人と人とはわかり合えない。それは各々が多様な価値観を持たされ、それを守ることも担わされてるからだ。ただ、このことに関しては普遍的である。多様性はない。全ての人に対してだ。いや、全ての生物個体がそうである。一切の例外もない。故にこのことに関する苦難は共感し合えるはずである。すべての人とわかり合える可能性がここにはあるのだ。

だが生命システムのリスクヘッジは強固だ。ここにも防衛策は延びている。システムの都合上、命や存在理由などの個体のアイディンティティに関わることに、価値観の多様性は生まれにくい。一極集中もするだろう。一種のバグとも言える。だがこれも価値観の多様性の保護に役立っているように思えた。

「自分達が中心」という固定観念を疑いづらくしているのは、個体のアイディンティティであり、このバグとも言える生命システムの仕様だろう。やはり人と人とはわかり合えないのである。

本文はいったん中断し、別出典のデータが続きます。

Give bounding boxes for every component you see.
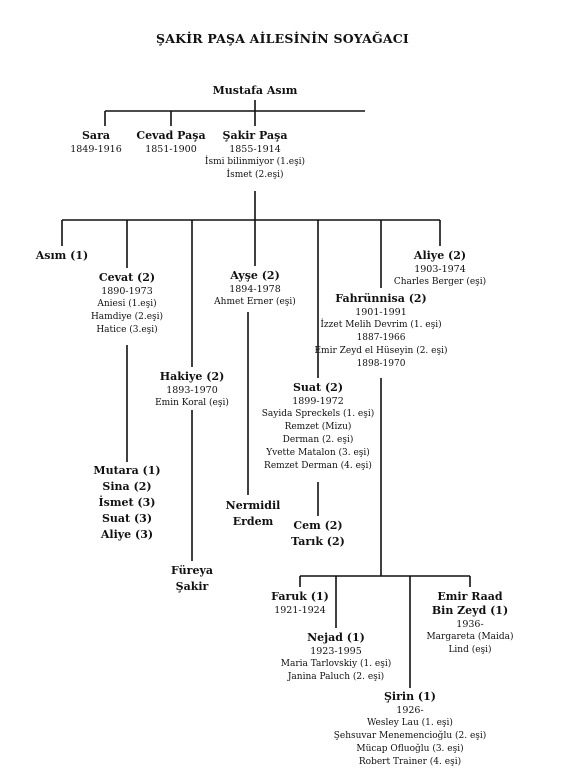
person-name: Fahrünnisa (2) bbox=[335, 292, 427, 305]
spouse: Robert Trainer (4. eşi) bbox=[358, 757, 462, 767]
spouse: Derman (2. eşi) bbox=[282, 435, 354, 445]
person-cevad-pasa: Cevad Paşa 1851-1900 bbox=[136, 129, 205, 156]
spouse: Sayida Spreckels (1. eşi) bbox=[261, 409, 375, 419]
spouse: Emin Koral (eşi) bbox=[155, 398, 229, 408]
person-years: 1855-1914 bbox=[229, 144, 281, 155]
person-cevat: Cevat (2) 1890-1973 Aniesi (1.eşi) Hamdi… bbox=[91, 271, 163, 337]
person-years: 1903-1974 bbox=[414, 264, 466, 275]
person-name: Asım (1) bbox=[35, 249, 89, 262]
child-name: Suat (3) bbox=[101, 512, 153, 525]
person-name: Mustafa Asım bbox=[212, 84, 298, 97]
person-name: Emir Raad bbox=[437, 590, 503, 603]
spouse: İzzet Melih Devrim (1. eşi) bbox=[320, 320, 442, 330]
person-sirin: Şirin (1) 1926- Wesley Lau (1. eşi) Şehs… bbox=[334, 690, 487, 769]
spouse: Ahmet Erner (eşi) bbox=[214, 297, 296, 307]
spouse-years: 1887-1966 bbox=[356, 333, 406, 343]
connector-fahrunnisa-children bbox=[299, 378, 471, 688]
person-name: Şakir Paşa bbox=[222, 129, 288, 142]
child-name: Cem (2) bbox=[293, 519, 343, 532]
spouse: Charles Berger (eşi) bbox=[393, 277, 487, 287]
person-name: Nejad (1) bbox=[307, 631, 365, 644]
suat-children: Cem (2) Tarık (2) bbox=[291, 518, 345, 550]
person-asim: Asım (1) bbox=[36, 249, 88, 263]
person-name: Cevad Paşa bbox=[136, 129, 206, 142]
spouse-years: 1898-1970 bbox=[356, 359, 406, 369]
person-years: 1921-1924 bbox=[274, 605, 326, 616]
person-nejad: Nejad (1) 1923-1995 Maria Tarlovskiy (1.… bbox=[281, 631, 392, 684]
person-name: Bin Zeyd (1) bbox=[431, 604, 509, 617]
person-faruk: Faruk (1) 1921-1924 bbox=[271, 590, 329, 617]
person-years: 1899-1972 bbox=[292, 396, 344, 407]
person-sara: Sara 1849-1916 bbox=[70, 129, 122, 156]
hakiye-children: Füreya Şakir bbox=[171, 563, 213, 595]
spouse: Hamdiye (2.eşi) bbox=[90, 312, 164, 322]
person-name: Cevat (2) bbox=[98, 271, 156, 284]
spouse: Yvette Matalon (3. eşi) bbox=[266, 448, 370, 458]
spouse: Emir Zeyd el Hüseyin (2. eşi) bbox=[314, 346, 448, 356]
child-name: Füreya bbox=[171, 564, 213, 577]
child-name: Mutara (1) bbox=[93, 464, 161, 477]
spouse: Janina Paluch (2. eşi) bbox=[287, 672, 385, 682]
person-fahrunnisa: Fahrünnisa (2) 1901-1991 İzzet Melih Dev… bbox=[314, 292, 447, 371]
spouse: Lind (eşi) bbox=[448, 645, 492, 655]
spouse: Mücap Ofluoğlu (3. eşi) bbox=[356, 744, 464, 754]
spouse: Margareta (Maida) bbox=[426, 632, 514, 642]
spouse: Şehsuvar Menemencioğlu (2. eşi) bbox=[333, 731, 487, 741]
person-name: Hakiye (2) bbox=[159, 370, 225, 383]
person-years: 1893-1970 bbox=[166, 385, 218, 396]
child-name: Nermidil bbox=[225, 499, 281, 512]
spouse: Maria Tarlovskiy (1. eşi) bbox=[280, 659, 392, 669]
person-name: Suat (2) bbox=[292, 381, 344, 394]
spouse: İsmi bilinmiyor (1.eşi) bbox=[204, 157, 306, 167]
spouse: Remzet (Mizu) bbox=[284, 422, 352, 432]
person-name: Şirin (1) bbox=[383, 690, 436, 703]
cevat-children: Mutara (1) Sina (2) İsmet (3) Suat (3) A… bbox=[93, 463, 160, 543]
person-suat: Suat (2) 1899-1972 Sayida Spreckels (1. … bbox=[262, 381, 375, 473]
child-name: Erdem bbox=[232, 515, 274, 528]
spouse: Hatice (3.eşi) bbox=[96, 325, 158, 335]
child-name: Şakir bbox=[175, 580, 209, 593]
page-title: ŞAKİR PAŞA AİLESİNİN SOYAĞACI bbox=[156, 31, 409, 46]
person-years: 1894-1978 bbox=[229, 284, 281, 295]
child-name: Sina (2) bbox=[102, 480, 152, 493]
person-name: Faruk (1) bbox=[271, 590, 329, 603]
spouse: Remzet Derman (4. eşi) bbox=[264, 461, 372, 471]
spouse: Wesley Lau (1. eşi) bbox=[367, 718, 453, 728]
spouse: Aniesi (1.eşi) bbox=[97, 299, 157, 309]
child-name: İsmet (3) bbox=[98, 496, 156, 509]
person-years: 1926- bbox=[396, 705, 424, 716]
person-years: 1923-1995 bbox=[310, 646, 362, 657]
person-years: 1936- bbox=[456, 619, 484, 630]
connector-sakir-children bbox=[61, 191, 441, 378]
person-years: 1849-1916 bbox=[70, 144, 122, 155]
person-name: Ayşe (2) bbox=[230, 269, 280, 282]
person-years: 1890-1973 bbox=[101, 286, 153, 297]
person-years: 1901-1991 bbox=[355, 307, 407, 318]
person-sakir-pasa: Şakir Paşa 1855-1914 İsmi bilinmiyor (1.… bbox=[205, 129, 305, 182]
person-years: 1851-1900 bbox=[145, 144, 197, 155]
connector-root bbox=[104, 100, 365, 126]
person-name: Sara bbox=[81, 129, 110, 142]
person-ayse: Ayşe (2) 1894-1978 Ahmet Erner (eşi) bbox=[214, 269, 296, 309]
spouse: İsmet (2.eşi) bbox=[226, 170, 284, 180]
child-name: Aliye (3) bbox=[100, 528, 154, 541]
person-name: Aliye (2) bbox=[413, 249, 467, 262]
person-emir-raad: Emir Raad Bin Zeyd (1) 1936- Margareta (… bbox=[426, 590, 513, 657]
ayse-children: Nermidil Erdem bbox=[226, 498, 281, 530]
person-mustafa-asim: Mustafa Asım bbox=[213, 84, 298, 98]
person-aliye: Aliye (2) 1903-1974 Charles Berger (eşi) bbox=[394, 249, 486, 289]
person-hakiye: Hakiye (2) 1893-1970 Emin Koral (eşi) bbox=[155, 370, 229, 410]
child-name: Tarık (2) bbox=[291, 535, 345, 548]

おそらく気付いてる人は多くいるだろう。命に関わること"だけ"に口を出さない人も、少なからずいるからだ。僕だけが気付いてるわけがない。気付けば分かるのだ。黙っているのが一番の正解だということも。故に僕も黙っている。聞かれても大人の対応をするだけだ。それが僕の価値観でもある。

「多様な価値観が発現しただけ」それは僕にもあてはまる。知っていても対処はできない。どちらにしろ生命システムのリスクヘッジから逃れることは不可能なのだ。

せめて知ること。それが唯一であり、ささやかな抵抗だと思っている。